Stop at 80%

jasonleow • 25 Jun 2021 •
There’s a Japanese concept to eating called hara hachi bu, translated to be “Eat till you’re 80% full”.
I tried this before back in the day when I was fresh off an extended meditation retreat in a Buddhist monastery. How it works:
• Eat slower than your usual pace - the feeling of fullness is not instant, so eating slower help the sensation catch up with the pace of your eating
• Eat mindfully - eating slowly doesn’t help if you’re not also eating with mindfully, with awareness of your bodily sensations and feelings. You have to be actively listening to hear the whispers from your tummy.
• Eat till satiated, not full. Because the fullness sensation is delayed, you’d have over-ate by the time you feel full. Very often you’ll start to feel bloated after that. So just eat to the point of feeling satiated, when you no longer feel hungry, or the impulse to eat more. Satiation usually hangs around 80%, I believe.
The first point leads to the second, second leads to the third, in a virtuous cycle. The benefits are obvious:
• Healthier, balanced eating
• Greater enjoyment
• More calm
Hara hachi bu got me thinking, beyond just a case for mindful eating, to consumption in general:
What if we stopped at 80% for all forms of consumption – food, media, conversations, ideas, thoughts?
Taking it further, from input to also output:
What if we worked to just 80% of our limit?
I can imagine the very same benefits listed for eating to apply too, to all forms of consumption, and output.

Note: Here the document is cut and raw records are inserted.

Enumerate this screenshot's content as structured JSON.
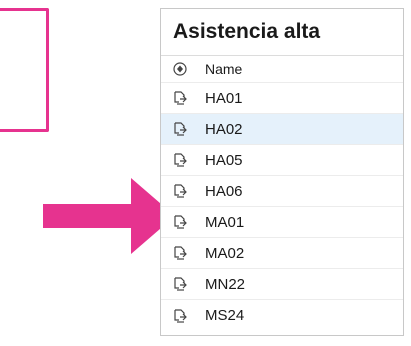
{
  "panel": {
    "title": "Asistencia alta",
    "header": {
      "icon": "add-circle-icon",
      "label": "Name"
    },
    "items": [
      {
        "label": "HA01",
        "icon": "resource-icon",
        "selected": false
      },
      {
        "label": "HA02",
        "icon": "resource-icon",
        "selected": true
      },
      {
        "label": "HA05",
        "icon": "resource-icon",
        "selected": false
      },
      {
        "label": "HA06",
        "icon": "resource-icon",
        "selected": false
      },
      {
        "label": "MA01",
        "icon": "resource-icon",
        "selected": false
      },
      {
        "label": "MA02",
        "icon": "resource-icon",
        "selected": false
      },
      {
        "label": "MN22",
        "icon": "resource-icon",
        "selected": false
      },
      {
        "label": "MS24",
        "icon": "resource-icon",
        "selected": false
      }
    ]
  },
  "colors": {
    "annotation": "#e6338f",
    "selected_row": "#e5f1fb"
  }
}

By not firing on all cylinders, and not constantly pushing ourselves to the limit, we also prevent burnout, keep pace with our deeper needs, and overall, maintain a better environment for our sanity and wellness.
Body, mind and soul.
So, work hard, work smart but stop at 80%. Always leave some juice left at the end of the day, so that you’ll be jumping back for more tomorrow.
Hara hachi bu.
Comments
@therealbrandonwilson oh yeah, pizza is like legendary level of difficulty when it comes to mindful eating. There’s so much more to this concept for other forms of consumption, and for work - will be interesting to muse more over it
@therealbrandonwilson You win the bet and I do, indeed, think it applies to much more than eating.
Great piece, @jasonleow!
And pizza FTW! #TeamPizza
I remember reading about this phrase before. Interesting how I would have no problems practicing this method with a plate of broccoli, but it’s a different story with a big pizza in front of me. I bet @haideralmosawi would agree with extending the concept beyond eating.